Much ado bout nuthin’.
You must live in a different NC than I do. I’ve had a concealed handgun permit pretty much the whole time I’ve been here (12 years or so), and that particular requirement has thus never affected me personally, I have witnessed all the shops in the area stating customers need a CHP or a purchase permit before they can look at a handgun.
Now to be fair, I’m a regular in most shops in the area, they know me and they know I have a CHP and conceal carry and as such I have not been asked to produce a permit before looking at a handgun in at least a decade. You may fall in the same category, just not at Mackeys.
This is the clause in the NC law that makes it a requirement:
“Further, it is unlawful for any person to receive from any postmaster, postal clerk, employee in the parcel post department, rural mail carrier, express agent or employee, or railroad agent or employee, within the State of North Carolina, any pistol without having in his/her possession, such a pistol purchase permit or North Carolina concealed carry permit.”
In this case the “receive” is defined as and extends to an employee handing one to a customer to look at.
It’s a good idea to read the law. It applies to gifted and inherited firearms as well where a purchase permit is required to be retained or a CHP is required to be referenced on a bill of sale by the donor or executor of the estate.
http://https://ncdoj.gov/ncja/download/102/firearms/17352/north-carolina-firearms-laws.pdf
The background check for the purchase permit does nothing more than is accomplished by a NICS check except requiring a visit to the SOS office and a $5 fee per permit. Sheriff’s offices do check with the two state mental hospitals for involuntary commitments, but those commitments should already be reported to the federal data base.

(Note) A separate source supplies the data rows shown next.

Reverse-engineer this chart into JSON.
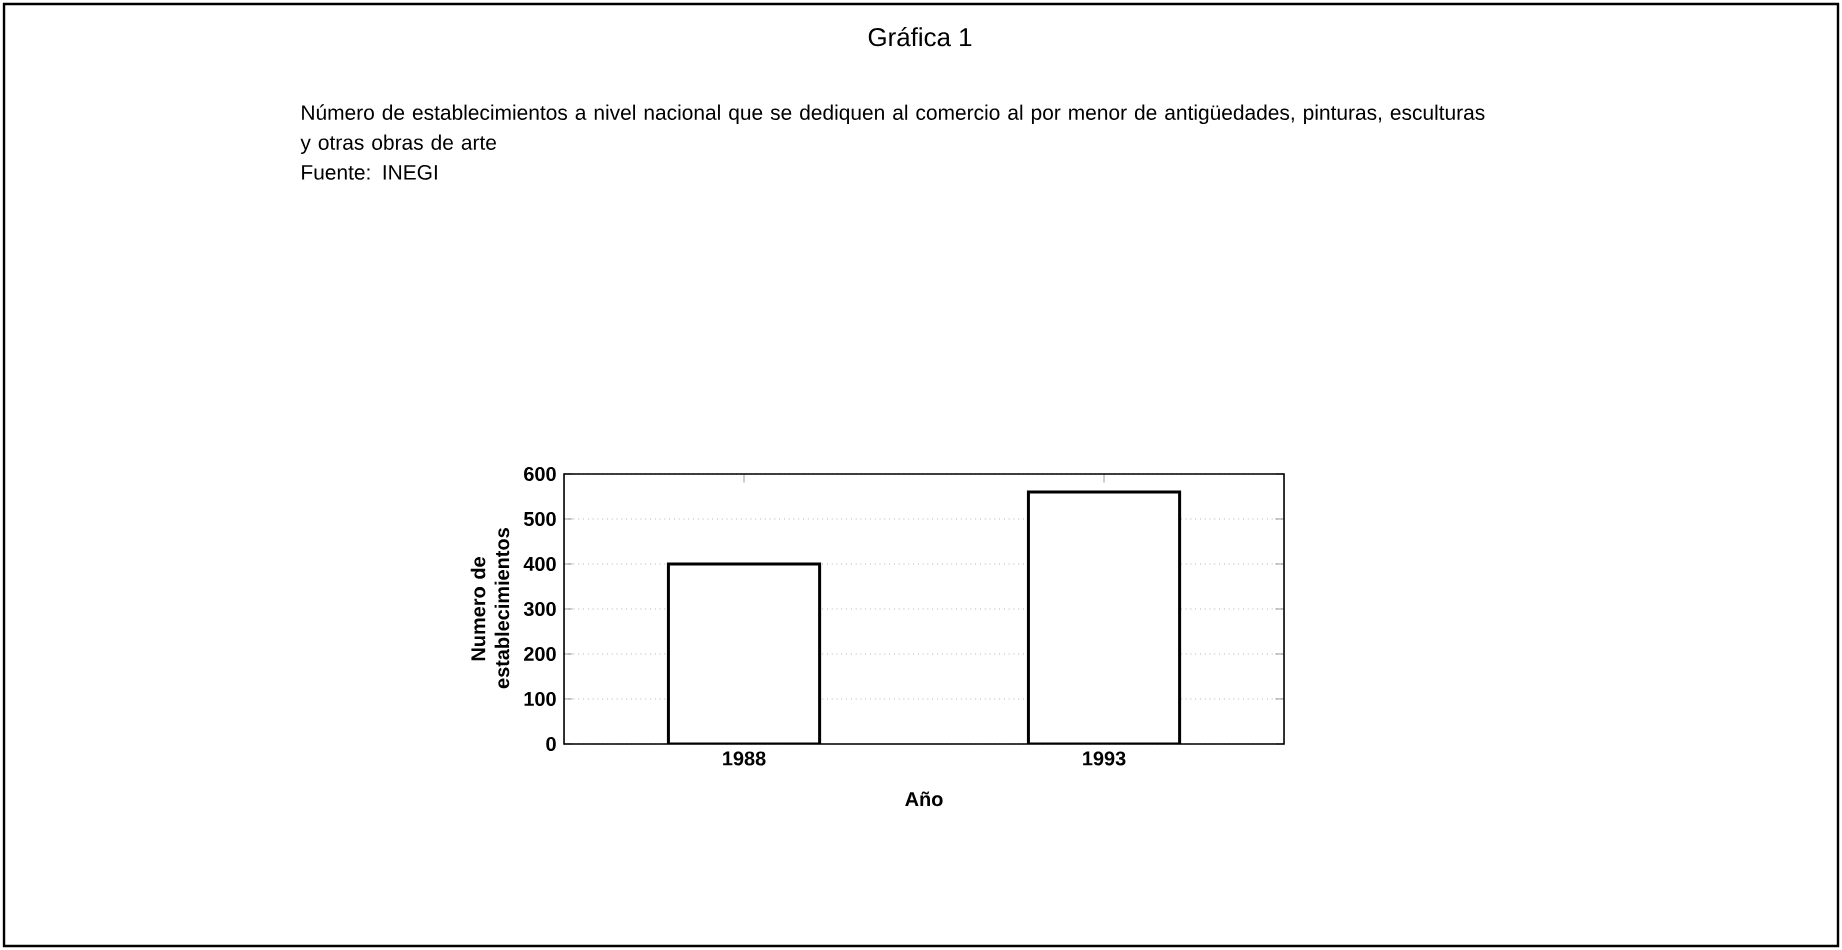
{
  "chart_data": {
    "type": "bar",
    "title": "Gráfica 1",
    "subtitle": "Número de establecimientos a nivel nacional que se dediquen al comercio al por menor de antigüedades, pinturas, esculturas y otras obras de arte",
    "annotations": [
      "Fuente: INEGI"
    ],
    "categories": [
      "1988",
      "1993"
    ],
    "values": [
      400,
      560
    ],
    "color": "#ffffff",
    "xlabel": "Año",
    "ylabel": "Numero de establecimientos",
    "ylim": [
      0,
      600
    ],
    "yticks": [
      0,
      100,
      200,
      300,
      400,
      500,
      600
    ],
    "grid": "y"
  }
}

In that regard it is a law well worth getting rid of - provided a NICS check is completed prior to any private sale or transfer.
The ATF has made that more of a pain with the recent iterations of their Form 4473 by moving the old section D up front, which effectively requires the FFL to log the firearm in, do the NICS check and then log it back out of the book. That makes it a lot more work and eliminates the potential to do it for a nominal fee.
I’d like to see a NICS check offered as a no cost or low cost service (no more than $5) by local PDs and SOs as part of any federal requirement for a NICS check on private sales and transfers. It should not cost people $25-$50 to transfer a firearm to a friend or relative.